If you’ve been successful in engaging your customer, it’s time to dive into more technical topics that are critical to company operations and the overall IT health of the company.

The answers to these questions will help you make technology recommendations that align with your customer’s business challenges and requirements, and demonstrate that you have the knowledge to support them in meeting their objectives.

These questions cover the following topics:

  • Service level agreements
  • Business continuity
  • Handling and risk management of sensitive information
  • Security considerations

Download the full list of 10 Technical Discovery Questions.

Before You Meet

Here are a few important tips to consider before you meet with your customer:

  • Know the customer’s level of knowledge, interest, and expertise—This can help you start the discussion off right, and will help you identify the specific questions you should ask.
  • Ask open-ended questions—Don’t use yes/no questions that yield very little information. Your questions should require them to provide the details you’ll need to assess their requirements and build their cloud strategy.
  • Follow up—It’s important to remember that the answers your customer provides may only scratch the surface and be a symptom of greater underlying problems, so be prepared to dig further—both during the interview and afterward. You probably won’t get all the answers in your first discussion, which is a great opportunity to keep the conversation going.
  • Bring in outside expertise—If you have concerns about having the right expertise at the table, you can invite a partner that has expertise in cloud solutions to join you. They’ll be able to answer questions, provide any technical support needed, and will confirm for your customer that you’re the right advisor to work with. Get in touch with AppSmart cloud experts to help you have more productive conversations with customers.

Handling Objections

When customers are faced with budget constraints and other challenges, updating their technology may be the last thing they want to think about, so you should be prepared to handle objections.

We’ve identified the following top reasons why customers shy away from engaging in a sales discussion about the cloud, and Microsoft 365. Use the responses to create your own cheat sheet that will help you get the discussion back on track if you encounter resistance.
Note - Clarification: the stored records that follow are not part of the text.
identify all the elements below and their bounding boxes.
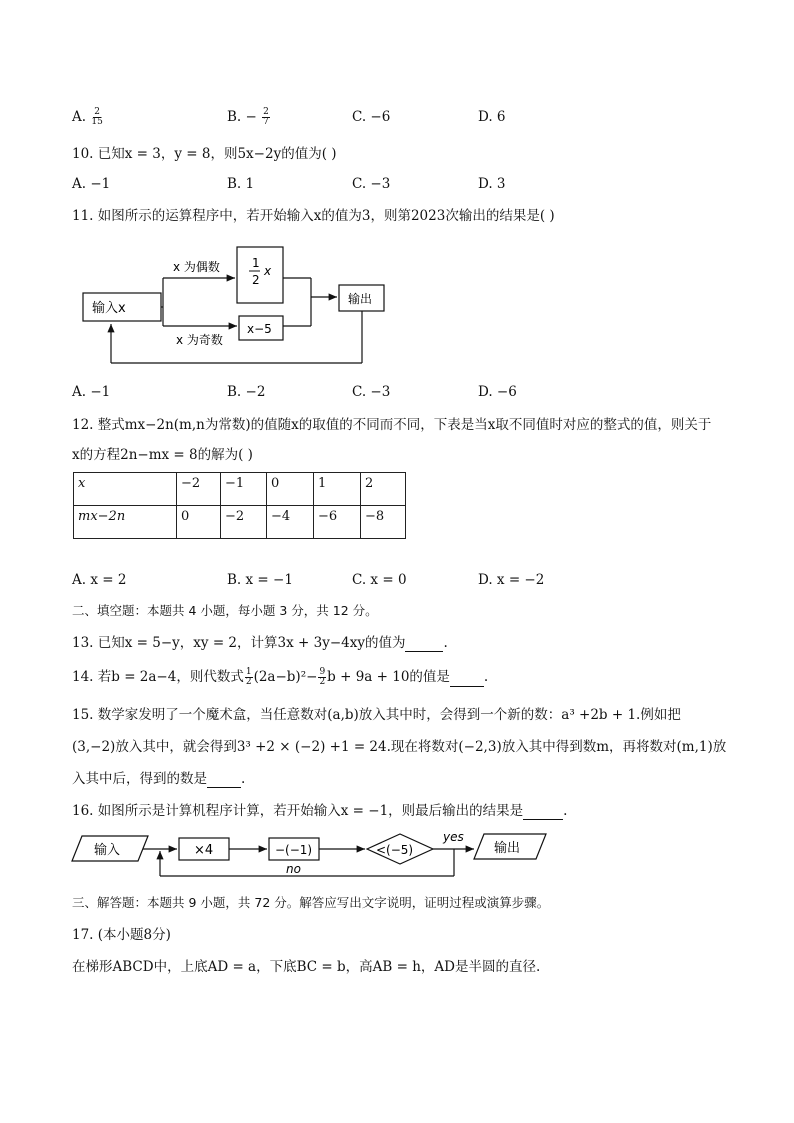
q17-body: 在梯形ABCD中，上底AD = a，下底BC = b，高AB = h，AD是半圆的直径. <box>72 959 541 975</box>
q10-option-b: B. 1 <box>227 176 255 192</box>
q16-line: 16. 如图所示是计算机程序计算，若开始输入x = −1，则最后输出的结果是 . <box>72 803 568 819</box>
q11-stem: 11. 如图所示的运算程序中，若开始输入x的值为3，则第2023次输出的结果是( ) <box>72 208 555 224</box>
table-cell: −8 <box>361 506 406 539</box>
q16-input-text: 输入 <box>94 843 121 858</box>
q10-option-c: C. −3 <box>352 176 391 192</box>
q9-option-b-label: B. − <box>227 109 257 125</box>
table-cell: −2 <box>221 506 267 539</box>
q10-stem: 10. 已知x = 3，y = 8，则5x−2y的值为( ) <box>72 146 337 162</box>
q11-input-text: 输入x <box>92 301 126 316</box>
q14-frac1-numerator: 1 <box>245 667 252 677</box>
table-cell: mx−2n <box>74 506 177 539</box>
q14-mid: (2a−b)²− <box>253 669 318 685</box>
table-cell: −4 <box>267 506 314 539</box>
q9-option-a-label: A. <box>72 109 87 125</box>
q15-line1: 15. 数学家发明了一个魔术盒，当任意数对(a,b)放入其中时，会得到一个新的数：a³ +2b + 1.例如把 <box>72 707 681 723</box>
q14-frac1-denominator: 2 <box>245 677 252 687</box>
q9-option-d: D. 6 <box>478 109 506 125</box>
q15-line3-wrap: 入其中后，得到的数是 . <box>72 771 246 787</box>
q14-frac1 <box>245 668 253 687</box>
q12-option-d: D. x = −2 <box>478 572 545 588</box>
q11-option-c: C. −3 <box>352 384 391 400</box>
q11-half-var: x <box>264 264 272 278</box>
table-cell: −6 <box>314 506 361 539</box>
q9-option-a <box>72 108 104 127</box>
q11-half-denominator: 2 <box>252 273 260 287</box>
table-row <box>74 473 406 506</box>
section3-heading: 三、解答题：本题共 9 小题，共 72 分。解答应写出文字说明，证明过程或演算步骤。 <box>72 895 550 910</box>
q9-option-a-fraction <box>91 108 102 127</box>
q15-line3: 入其中后，得到的数是 <box>72 771 207 787</box>
q11-option-d: D. −6 <box>478 384 517 400</box>
q11-option-a: A. −1 <box>72 384 111 400</box>
q14-answer-blank <box>450 686 484 687</box>
q11-output-text: 输出 <box>348 292 373 306</box>
q12-stem-line1: 12. 整式mx−2n(m,n为常数)的值随x的取值的不同而不同，下表是当x取不同值时对应的整式的值，则关于 <box>72 417 712 433</box>
table-row <box>74 506 406 539</box>
q11-flowchart <box>70 238 400 368</box>
q12-option-a: A. x = 2 <box>72 572 127 588</box>
q11-minus-text: x−5 <box>247 322 272 336</box>
q14-line: 14. 若b = 2a−4，则代数式 $\frac{1}{2}$ (2a−b)²− $\frac{9}{2}$ b + 9a + 10的值是 . <box>72 667 489 687</box>
q12-stem-line2: x的方程2n−mx = 8的解为( ) <box>72 447 253 463</box>
q14-frac2-denominator: 2 <box>319 677 326 687</box>
section2-heading: 二、填空题：本题共 4 小题，每小题 3 分，共 12 分。 <box>72 603 378 618</box>
q15-line2: (3,−2)放入其中，就会得到3³ +2 × (−2) +1 = 24.现在将数对(−2,3)放入其中得到数m，再将数对(m,1)放 <box>72 739 727 755</box>
q17-title: 17. (本小题8分) <box>72 927 171 943</box>
q15-answer-blank <box>207 787 241 788</box>
q16-times-text: ×4 <box>194 843 214 858</box>
q16-answer-blank <box>523 819 563 820</box>
q9-option-b-fraction <box>262 108 270 127</box>
q11-half-numerator: 1 <box>252 256 260 270</box>
q16-stem: 16. 如图所示是计算机程序计算，若开始输入x = −1，则最后输出的结果是 <box>72 803 524 819</box>
q14-post: b + 9a + 10的值是 <box>327 669 450 685</box>
q9-a-denominator: 15 <box>91 117 103 127</box>
table-cell: 0 <box>177 506 221 539</box>
q12-value-table <box>73 472 406 539</box>
q9-b-numerator: 2 <box>263 107 269 117</box>
q9-a-numerator: 2 <box>94 107 100 117</box>
table-cell: −1 <box>221 473 267 506</box>
q16-no-label: no <box>286 862 301 876</box>
q13-stem: 13. 已知x = 5−y，xy = 2，计算3x + 3y−4xy的值为 <box>72 635 406 651</box>
q11-half-box <box>237 247 283 303</box>
q16-flowchart <box>70 828 560 882</box>
table-cell: 0 <box>267 473 314 506</box>
q12-option-b: B. x = −1 <box>227 572 293 588</box>
q14-frac2 <box>318 668 326 687</box>
q16-minus-text: −(−1) <box>275 843 313 857</box>
table-cell: x <box>74 473 177 506</box>
q10-option-d: D. 3 <box>478 176 506 192</box>
q14-pre: 14. 若b = 2a−4，则代数式 <box>72 669 244 685</box>
q14-frac2-numerator: 9 <box>319 667 326 677</box>
table-cell: 1 <box>314 473 361 506</box>
q9-option-c: C. −6 <box>352 109 391 125</box>
table-cell: −2 <box>177 473 221 506</box>
q10-option-a: A. −1 <box>72 176 111 192</box>
q9-option-b <box>227 108 271 127</box>
q16-yes-label: yes <box>443 830 464 844</box>
q11-option-b: B. −2 <box>227 384 266 400</box>
q16-compare-text: <(−5) <box>376 843 414 857</box>
q12-option-c: C. x = 0 <box>352 572 407 588</box>
q11-even-label: x 为偶数 <box>173 260 220 274</box>
q13-line: 13. 已知x = 5−y，xy = 2，计算3x + 3y−4xy的值为 . <box>72 635 448 651</box>
table-cell: 2 <box>361 473 406 506</box>
q9-b-denominator: 7 <box>263 117 269 127</box>
q11-odd-label: x 为奇数 <box>176 333 223 347</box>
q13-answer-blank <box>405 651 443 652</box>
q16-output-text: 输出 <box>494 841 521 856</box>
  • We’re not interested in cloud-based apps at this point in time. Moving to the cloud may seem costly, intimidating, and complex, but in fact, the opposite is true. By moving even some of your applications and business processes to the cloud, you can significantly reduce your capital expenditures. Your employees have ready access to all the tools they need, and they can work more collaboratively and efficiently. Most SMBs are moving some or all of their apps to the cloud. In fact, by 2024, the majority of SMB IT spending will be on cloud-based solutions. As your technology advisor, I can provide an objective evaluation of your needs and recommend the best solutions—which means you can work with a single company instead of many to meet all your needs.
  • We already have an existing Microsoft agreement, so we can’t make changes or additional commitments. Microsoft 365 can be added to an existing Microsoft agreement.
  • Microsoft software is high-profile and targeted by hackers, and we can’t afford a breach. Microsoft 365 is the first major public cloud offering that meets ISO 27001 standards. It comes with a 99.9 percent uptime service level agreement that’s backed by financial penalties for failing to meet them.
  • Why shouldn’t we just buy direct from Microsoft? If we need support, we can use the Microsoft Get Help app. As your advisor, I can help you choose the right solutions for your business. You also get much better and faster live support, at the same price. You get Tier 1, 2, and 3 support. If you buy directly from Microsoft, you get only Tier 1 support.
  • We only need one or two licenses for now. We can sell you a single license if that's all that you need.
  • We’re using free software or an old version of Microsoft Office, and it works fine for most of our employees. Without up-to-date enterprise-grade software, you open yourself to security gaps, downtime, and compliance issues. You need to take into consideration the risks to your business if employees can’t work for an hour, a day, or a week.